ネット界隈で財政健全化を嫌う人は、何かと財務省が諸悪の根源のように言いがちだ。政治家を何らかの方法で制御できるらしい。ここまで累積債務がたまっている時点で、財務省の持つ権力などたかが知れている気もしなくもないが、どうして支配力があるように思われているのか気になる所だ。財務省が政治にどう関わって来たかを説明する本が無いものかと思っていたのだが、『財務省と政治 - 「最強官庁」の虚像と実像』と言う本が出ていたので拝読してみた。週刊誌が好きそうな裏話になると思うのだが、その都度々の財政問題に対して個々の財務官僚や政治家がどう関わってきて、どのような結果になったかが年代を追って説明されている。メディアを通じて見聞きする名前に詳しくなれると言う意味で、財政学の教科書などとは一味違って新鮮に感じる。

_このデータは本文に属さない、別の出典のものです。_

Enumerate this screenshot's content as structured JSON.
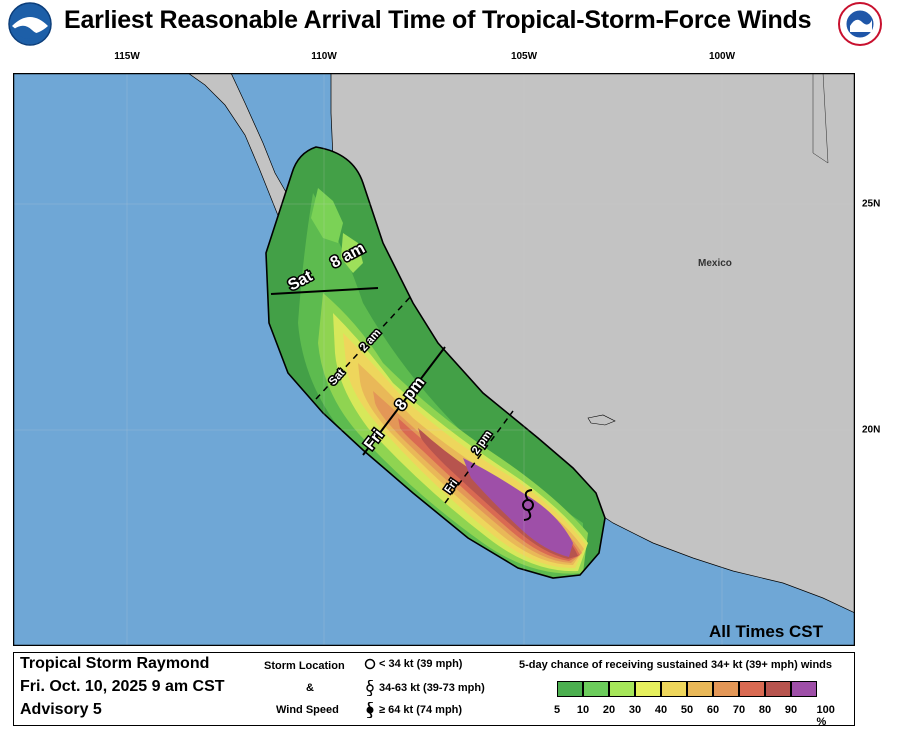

さて、大蔵(2001年から財務)官僚は情報を握って離さないような批判が良くされているが、55年体制では異動の多い官僚よりも、族議員の方が事情に通じているぐらいで、圧倒的と言う訳ではなかったそうだ。しかし他の官庁と比較しても高い調整能力を保有する所から、内閣や与党政治家は多かれ少なかれ大蔵官僚を頼って来ており、どうもこれが財務省の権力を大きく見せていた。予算編成で内閣と与党の意見を官僚組織が擦り合わせるのは、世界的には珍しいらしい。政治日程などにも関与してきた。世界的に見ても政策決定への影響力が強い官僚機構と言う意味で、「最強官庁」とは言えたかも知れない。
ただし、55年体制が崩壊したぐらいから、内閣や与党と大蔵省の信頼関係は崩れていき、小泉政権時には内閣が経済財政諮問会議を使って政府財政の全体像を描くようになり、与党や財務省の影響力は低下した。その後の内閣でもこの傾向は続いており、ボトムアップ型の予算編成が、トップダウン型になってきたと言える。もはや「最強官庁」とは言えないであろう。ただし財務官僚の調整能力を他で代替する事は難しく、小泉内閣の竹中平蔵経済財政政策/金融担当大臣は経産官僚よりも財務官僚を信用していたし、脱官僚を掲げた民主党政権でも官僚に頼らざるを得なかった。国債整理基金の取り崩しなどを見るに、どれぐらい官僚が積極的に振舞うかは、政権からの圧力にもよるようだ。
小選挙区制によって政党トップが選挙結果を左右するようになり、与党の影響力が低下して官邸に権力が集中している事がパワーバランスの変化の原因ということになるが、政治が不安定化して選挙にネガティブに働く増税政策などが取れなくなったことを嘆く官僚は多いらしい。財政政策の決定まで山場が、与党と調整することから、世論を形成することに変化しつつあることに対して、財務官僚に戸惑いがあるようだ。「国民との対話の充実」などの広報活動の強化をしているので、状況の変化に対応しようとはしているが、内閣ではなく財務省が財政規律の維持と言うミッションを負っていけるのかは良く分からない。90年代から蓄積していった現在までの累積債務を見る限り、不可能なように思える。